Say his name: how Candyman’s sharp social commentary exposes the horrors of reality
Nowhere near as sweet as he sounds, the urban legend of Candyman is rooted in the bitter realities of racism at the hands of white supremacy, birthing a monster and personifying the terrors of oppression. Arguably ahead of its time, the origins of the frightful hook handed menace stem from the realities of a history not so long ago, placing the slasher film and systemic racism alongside each other to induce the greatest levels of fear.
The son of slaves and a product of the sinister consequences of the Jim Crow era, Bernard Rose’s Candyman (1992) places on the big screen the constantly perpetuated message that the Black man must be feared. Told from the perspective of graduate student Helen Lyle, the motivations of the Cabrini-Green bogeyman are touched upon but fall back to the shadows as focus is placed upon the downward mental spiral of the white female protagonist. Regardless of the tragedy and the senseless violence that surrounds his death, Candyman is, however, dehumanised due his own acts of rage and mental manipulation. With the tether between Lyle and Candyman, his past trauma as consequence for his interracial love repeats itself as he latches on to the grad student, again remaining unheard.

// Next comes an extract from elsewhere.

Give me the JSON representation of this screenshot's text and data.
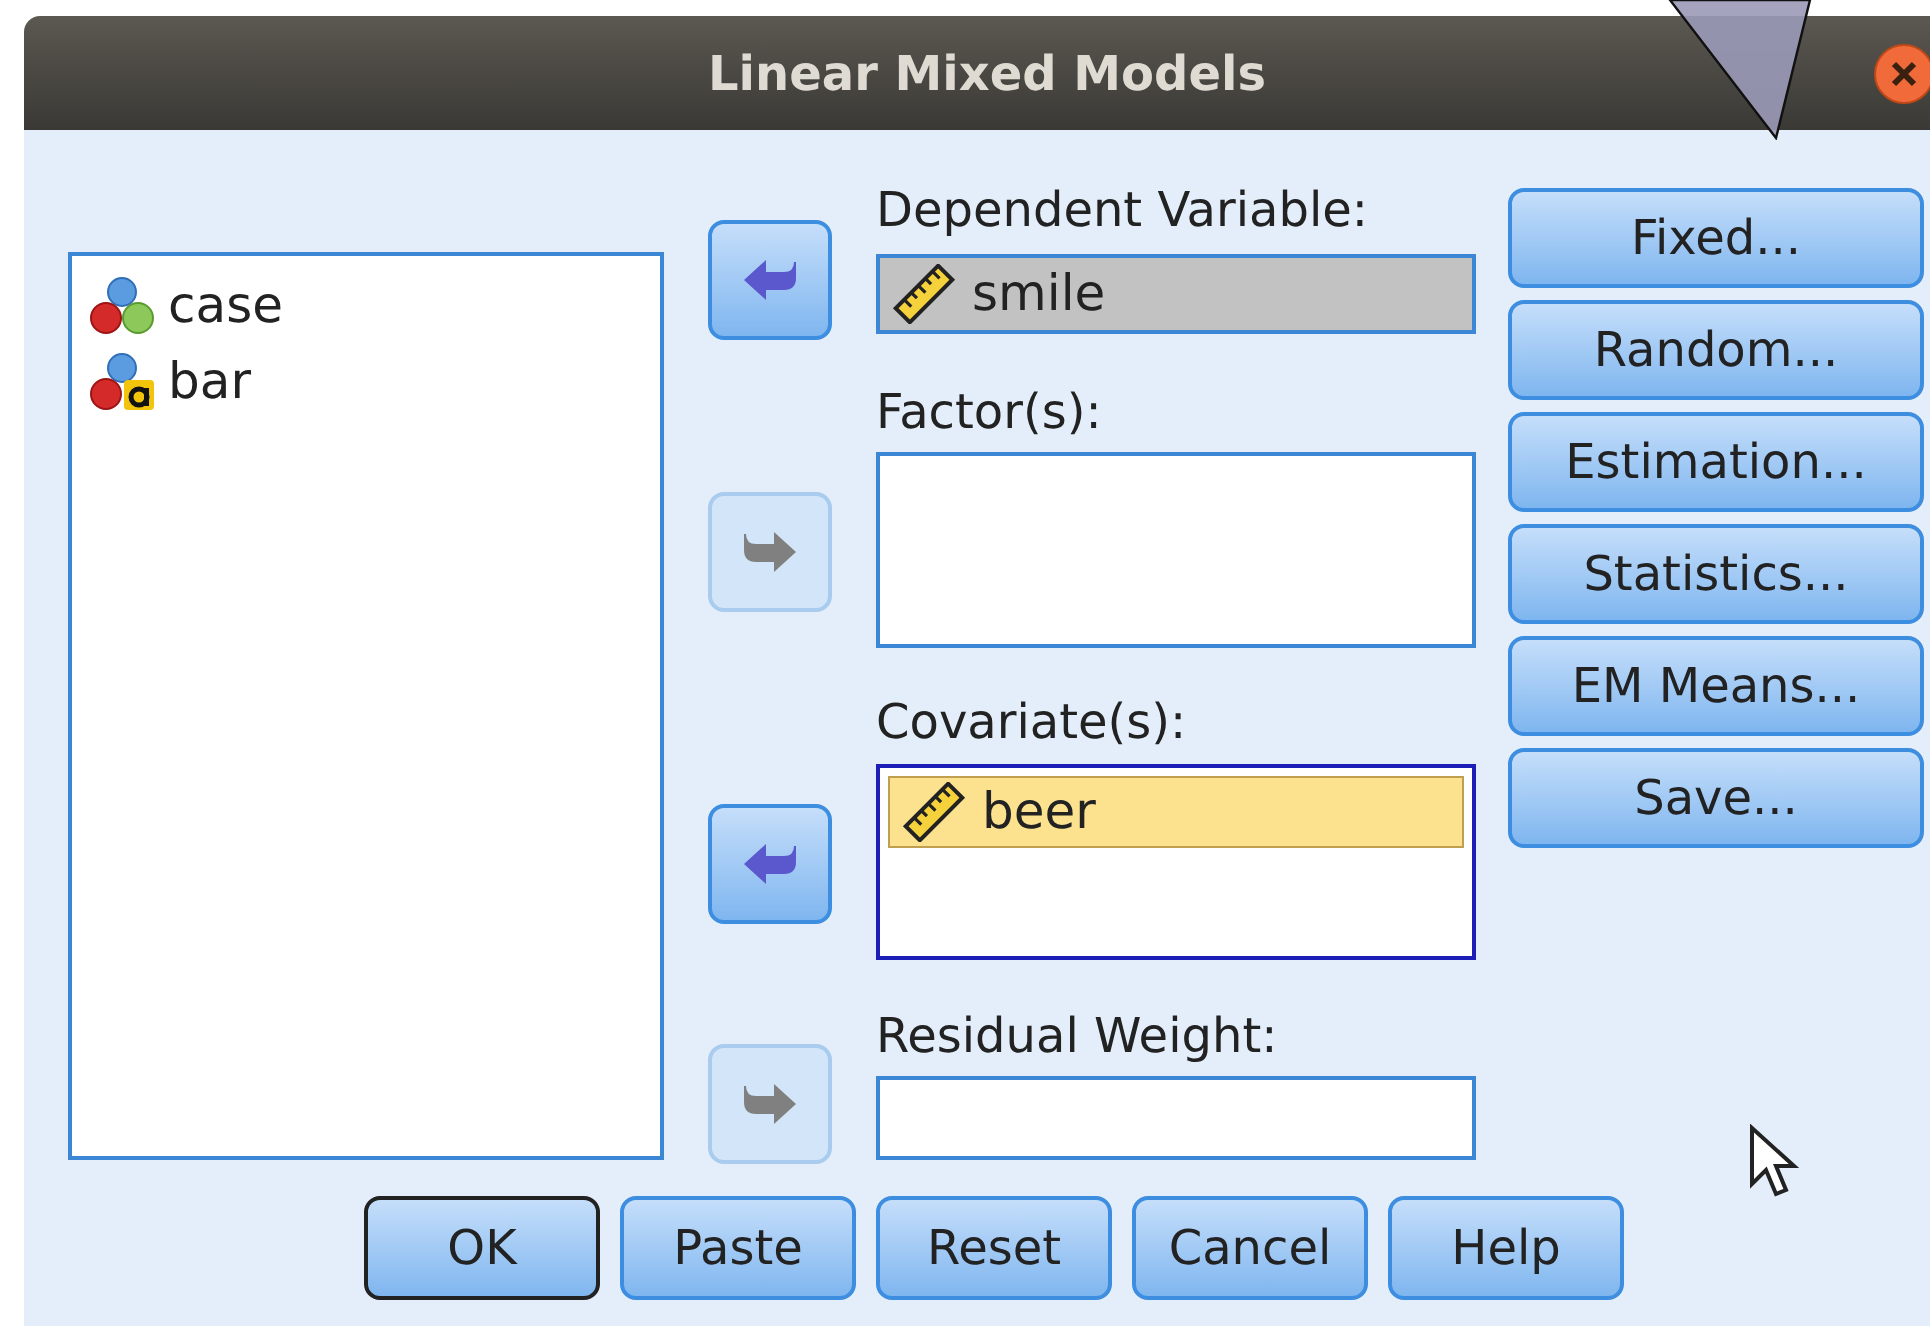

Nearly thirty years later, but not far enough from the past, the clever and refreshing impact of Jordan Peele’s stamp on the horror genre along with the insightful, spine shivering storytelling of Nia DaCosta set up the Candyman (2021) revival to continue to comment on the racial horrors of the time. However, aware of the missteps of the past, and a refusal to plainly lay out the socially relevant undertones that transcend the simple slasher, Peele and DaCosta leave no room for error. Flipping the narrative on its head, and looking through the eyes of Candyman himself, the audience is forced to remove themselves from the standpoint of the fearful and empathise from the perspective of the feared.
Through the eyes of Anthony McCoy (Yahya Abdul-Mateen II), an upcoming artist, and a Black man in the now gentrified Cabrini-Green projects, Candyman does not only represent the urban legend, but also symbolises the consequences of passing on racially stimulated traumas. Despite the centuries of oppression and shape shifting for societal comfortability that the Black man has faced, Peele’s Candyman is no longer viewed as the terroriser of the white female victim. Rather he is the oppressed and the oppressor, thrashing out in fits of violent anger in response to a lifetime of brutal mistreatment. As McCoy summons the evils of Candyman, the multidimensionality of the villain is exposed, revealing an unsettling kinship between the two and a desperate need to free themselves of the traumas that follow them.
With a frightful social context touching on the scariness of our reality, from police brutality to the subconscious villainizing of the Black man, all intricately mixed into the jump scares and heart racing musical scores of the horror, Candyman scares you once, and then all over again, as you scream, think and dissect the scenes, unravelling perspectives you never thought about until they had to become your own.